The current shortfalls of QM include the fact that recordings are simply too one-dimensional and are being used for evaluation in one area  – the crucial information contained in those calls is not being leveraged to drive decision-making on products and services, marketing promotions, internal processes or even, in some instances, agent training and development.  In short, supervisors conducting QM are typically focussed on agents’

performance only, they are not using QM as a tool or methodology to improve and change their business at large.  The reinvention that is necessary for Quality Management and Assurance programmes is a ‘retooling’ to monitor different metrics – for exponentially greater benefit.

It’s no longer worthwhile for the organisation to just monitor agent performance and development.  The organisation (and this usually means the

supervisor) needs to monitor organisational performance against strategic initiatives on an enterprise-wide basis.  These strategic initiatives may include root-cause analysis to get to the bottom of problems, process improvements, branding through service, service-to-sales initiatives, overall behavioural trends and more. Lines must be opened to senior executives on an ongoing basis and this crucial information must be utilised to drive strategic business decisions and implementation.

In the Age of Converging Multimedia, the contact centre must play a more strategic role, focussing less on addressing one-off customer issues and more on understanding customers and what triggers some of  the underlying root causes that prompt the customer interactions to begin with. The aim of these reinvented centres is to help reduce operating costs, as well as enhance service and foster long-term customer relationships by building on data and information gathered.

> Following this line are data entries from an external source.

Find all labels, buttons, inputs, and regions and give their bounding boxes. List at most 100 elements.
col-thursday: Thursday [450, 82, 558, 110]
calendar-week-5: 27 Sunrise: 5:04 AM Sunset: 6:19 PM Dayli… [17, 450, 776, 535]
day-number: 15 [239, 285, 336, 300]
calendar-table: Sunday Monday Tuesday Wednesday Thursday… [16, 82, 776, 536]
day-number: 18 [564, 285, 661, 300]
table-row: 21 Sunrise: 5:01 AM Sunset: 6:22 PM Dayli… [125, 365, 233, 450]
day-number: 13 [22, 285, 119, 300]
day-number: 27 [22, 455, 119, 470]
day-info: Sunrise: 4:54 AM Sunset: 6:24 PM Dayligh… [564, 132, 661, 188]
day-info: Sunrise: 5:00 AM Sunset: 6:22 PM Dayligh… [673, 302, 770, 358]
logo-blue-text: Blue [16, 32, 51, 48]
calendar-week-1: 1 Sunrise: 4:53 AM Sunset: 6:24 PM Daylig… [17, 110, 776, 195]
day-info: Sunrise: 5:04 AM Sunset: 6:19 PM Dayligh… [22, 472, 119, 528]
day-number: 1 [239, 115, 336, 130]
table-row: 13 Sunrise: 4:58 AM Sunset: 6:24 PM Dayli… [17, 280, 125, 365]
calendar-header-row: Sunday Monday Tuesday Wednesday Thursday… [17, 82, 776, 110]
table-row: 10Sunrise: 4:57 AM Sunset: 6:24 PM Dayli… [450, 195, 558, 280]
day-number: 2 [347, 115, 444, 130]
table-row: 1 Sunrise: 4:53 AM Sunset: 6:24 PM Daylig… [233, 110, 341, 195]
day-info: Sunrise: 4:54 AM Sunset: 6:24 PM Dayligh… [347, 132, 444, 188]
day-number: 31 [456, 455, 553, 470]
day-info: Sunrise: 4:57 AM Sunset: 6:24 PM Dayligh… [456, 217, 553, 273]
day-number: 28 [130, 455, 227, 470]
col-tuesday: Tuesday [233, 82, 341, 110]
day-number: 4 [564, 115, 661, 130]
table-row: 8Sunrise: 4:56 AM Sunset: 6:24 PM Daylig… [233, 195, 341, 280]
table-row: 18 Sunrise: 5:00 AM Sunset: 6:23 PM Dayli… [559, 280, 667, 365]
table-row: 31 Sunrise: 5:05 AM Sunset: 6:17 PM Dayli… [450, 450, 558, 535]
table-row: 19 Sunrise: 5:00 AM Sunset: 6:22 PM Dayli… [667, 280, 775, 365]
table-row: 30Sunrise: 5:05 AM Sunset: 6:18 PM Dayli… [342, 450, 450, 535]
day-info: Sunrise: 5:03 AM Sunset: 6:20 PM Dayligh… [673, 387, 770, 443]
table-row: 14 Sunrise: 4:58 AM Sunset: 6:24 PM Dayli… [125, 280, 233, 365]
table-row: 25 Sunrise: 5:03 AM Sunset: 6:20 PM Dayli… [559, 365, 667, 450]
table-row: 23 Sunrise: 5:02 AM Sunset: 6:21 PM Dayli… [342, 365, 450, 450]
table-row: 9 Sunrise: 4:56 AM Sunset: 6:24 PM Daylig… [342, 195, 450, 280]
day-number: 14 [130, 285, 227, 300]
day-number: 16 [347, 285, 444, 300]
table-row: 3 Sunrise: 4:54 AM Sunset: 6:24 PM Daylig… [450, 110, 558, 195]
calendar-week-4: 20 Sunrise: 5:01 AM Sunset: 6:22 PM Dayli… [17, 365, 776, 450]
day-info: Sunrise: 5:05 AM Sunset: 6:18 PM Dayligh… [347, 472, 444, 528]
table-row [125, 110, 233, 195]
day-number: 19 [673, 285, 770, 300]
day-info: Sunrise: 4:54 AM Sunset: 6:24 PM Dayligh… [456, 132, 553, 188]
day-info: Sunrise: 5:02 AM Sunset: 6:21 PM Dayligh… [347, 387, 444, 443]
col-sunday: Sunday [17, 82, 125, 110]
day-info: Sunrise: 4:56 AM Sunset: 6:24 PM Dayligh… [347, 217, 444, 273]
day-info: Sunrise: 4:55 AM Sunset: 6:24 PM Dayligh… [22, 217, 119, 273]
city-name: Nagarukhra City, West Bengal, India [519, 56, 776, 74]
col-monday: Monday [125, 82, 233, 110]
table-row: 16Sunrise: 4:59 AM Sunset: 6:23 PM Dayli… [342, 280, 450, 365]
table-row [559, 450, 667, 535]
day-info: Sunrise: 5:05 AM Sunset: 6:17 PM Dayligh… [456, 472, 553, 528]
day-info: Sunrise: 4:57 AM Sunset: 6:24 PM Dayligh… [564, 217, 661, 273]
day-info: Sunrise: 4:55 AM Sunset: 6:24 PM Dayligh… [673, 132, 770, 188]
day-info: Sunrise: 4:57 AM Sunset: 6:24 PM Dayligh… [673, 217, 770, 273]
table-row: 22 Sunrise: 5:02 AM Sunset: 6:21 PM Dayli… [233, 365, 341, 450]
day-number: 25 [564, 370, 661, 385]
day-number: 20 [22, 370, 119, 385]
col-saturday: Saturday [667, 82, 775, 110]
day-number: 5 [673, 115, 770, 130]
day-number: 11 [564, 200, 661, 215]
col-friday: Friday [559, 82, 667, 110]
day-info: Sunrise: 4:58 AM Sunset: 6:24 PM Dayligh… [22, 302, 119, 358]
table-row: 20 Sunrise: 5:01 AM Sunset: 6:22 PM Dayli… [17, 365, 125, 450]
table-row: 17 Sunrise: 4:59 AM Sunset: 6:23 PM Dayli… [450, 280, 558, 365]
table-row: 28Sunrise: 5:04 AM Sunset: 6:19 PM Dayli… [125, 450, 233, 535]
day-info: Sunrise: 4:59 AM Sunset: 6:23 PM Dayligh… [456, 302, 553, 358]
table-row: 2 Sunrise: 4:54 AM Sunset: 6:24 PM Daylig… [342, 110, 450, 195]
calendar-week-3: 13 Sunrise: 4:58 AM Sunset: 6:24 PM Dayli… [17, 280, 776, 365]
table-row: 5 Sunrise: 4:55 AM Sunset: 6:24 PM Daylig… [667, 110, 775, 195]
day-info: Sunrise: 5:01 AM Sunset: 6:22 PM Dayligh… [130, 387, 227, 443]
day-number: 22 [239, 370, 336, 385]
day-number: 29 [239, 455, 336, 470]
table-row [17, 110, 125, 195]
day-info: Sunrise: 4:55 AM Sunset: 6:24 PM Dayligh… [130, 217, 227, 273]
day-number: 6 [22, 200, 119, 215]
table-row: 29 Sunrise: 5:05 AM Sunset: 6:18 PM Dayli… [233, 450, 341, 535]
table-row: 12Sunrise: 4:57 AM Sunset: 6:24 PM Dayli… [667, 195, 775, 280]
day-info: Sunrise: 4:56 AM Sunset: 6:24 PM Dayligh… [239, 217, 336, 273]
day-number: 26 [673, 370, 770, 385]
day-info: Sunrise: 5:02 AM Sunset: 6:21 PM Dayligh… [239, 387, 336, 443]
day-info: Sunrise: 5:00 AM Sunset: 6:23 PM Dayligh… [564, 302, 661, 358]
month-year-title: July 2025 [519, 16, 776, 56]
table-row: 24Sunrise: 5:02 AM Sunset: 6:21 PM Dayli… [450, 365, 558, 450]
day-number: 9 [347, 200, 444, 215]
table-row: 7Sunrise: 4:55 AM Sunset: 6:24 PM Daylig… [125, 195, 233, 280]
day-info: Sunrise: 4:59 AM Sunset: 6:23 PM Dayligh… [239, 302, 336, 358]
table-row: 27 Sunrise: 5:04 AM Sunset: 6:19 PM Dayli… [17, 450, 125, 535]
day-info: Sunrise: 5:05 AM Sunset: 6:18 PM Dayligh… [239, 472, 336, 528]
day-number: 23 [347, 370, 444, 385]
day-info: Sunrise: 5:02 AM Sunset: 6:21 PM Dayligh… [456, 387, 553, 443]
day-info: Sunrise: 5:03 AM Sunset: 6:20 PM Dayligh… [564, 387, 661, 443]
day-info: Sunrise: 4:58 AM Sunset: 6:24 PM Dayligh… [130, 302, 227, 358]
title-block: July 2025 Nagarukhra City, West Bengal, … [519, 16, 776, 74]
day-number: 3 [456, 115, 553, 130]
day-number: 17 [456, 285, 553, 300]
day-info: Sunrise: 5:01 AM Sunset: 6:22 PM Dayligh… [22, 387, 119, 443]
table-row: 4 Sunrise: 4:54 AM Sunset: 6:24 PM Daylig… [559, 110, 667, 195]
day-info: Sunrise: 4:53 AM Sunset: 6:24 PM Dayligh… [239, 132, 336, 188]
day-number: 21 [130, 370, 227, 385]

To do this, QM systems will increasingly be reinvented as end-to-end solutions that reliably capture, store and retrieve customer interactions across multiple channels (e.g., telephone, voice over IP, email and the Web) and sites. The assessment of these interactions will be done against indicators that track the performance of agents and the contact centre, but more importantly will be used to track trends, gauge and facilitate exploration of the relationship among various technology metrics (such as ACD statistics and adherence data), and identify areas of opportunity or improvement.